While I sloughed off my secretarial and administrative years in favor of managing dollars and cents, I quickly inserted myself into the business of that business. I started proofreading proposals and client reports. I attended creative meetings and offered opinions on designs and headlines. Soon, I started meeting with clients and contributing to the financial success of the firm. I held a new set of cards and made a choice.


I became an account executive there and then took my new skills and expertise to a large brand marketing and advertising agency. There I built a reputation and my own brand that enabled me to eventually leave the agency world and cross over to the client side.


The rest is history? Almost. After working for a couple of banks in the Boston area, and moving there after my second divorce, I was offered the position of a lifetime. There was only one problem. I’d have to move clear across the country to Seattle, Washington. Away from my family to an unfamiliar city where I didn’t know a soul.


What choice did I have?

Remain in New England? Stay in my comfort zone? Or take the road less traveled, at least for me. I chose the beautiful Pacific Northwest, or maybe it chose me.


During my ten years there, I noodled a manuscript for a novel I’d started before I’d left Boston during an extended weekend writers’ conference.
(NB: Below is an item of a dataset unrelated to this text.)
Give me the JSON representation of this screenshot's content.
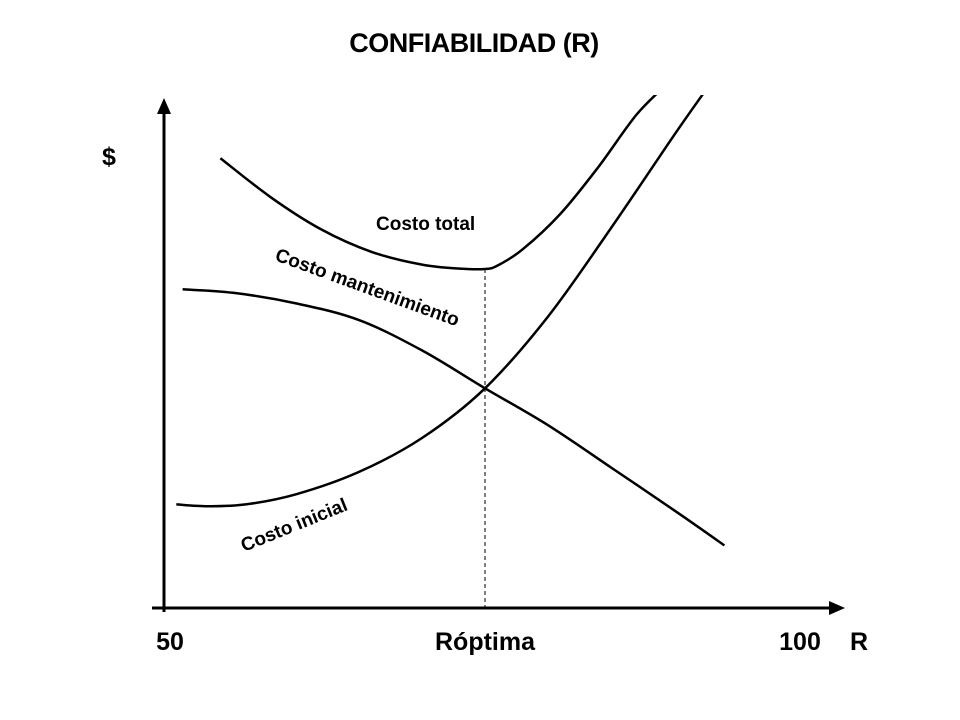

I carried it with me in a black tote bag to every apartment I lived out there. And there were five apartments!


I could have stayed working at that company in Seattle longer than I did. But in 2016, I decided it was time to retire and come home. Other than taking care of my young granddaughter, I had no definite plans for my retirement years. Just go with the flow, I figured.


What emerged and flowed was my writing itch, which I chose to scratch. In the last five years, I’ve written an award-winning romantic comedy trilogy. How about that?


Now, as a writer and author, I wonder if my future had been in the cards all along, starting way back in high school or when I went to Mizzou in search of a journalism degree?


Maybe what I thought were choices in my life were actually stepping stones to my second (or third) act…my destiny. If that’s the case, I only have one thing to say, “Deal me in.”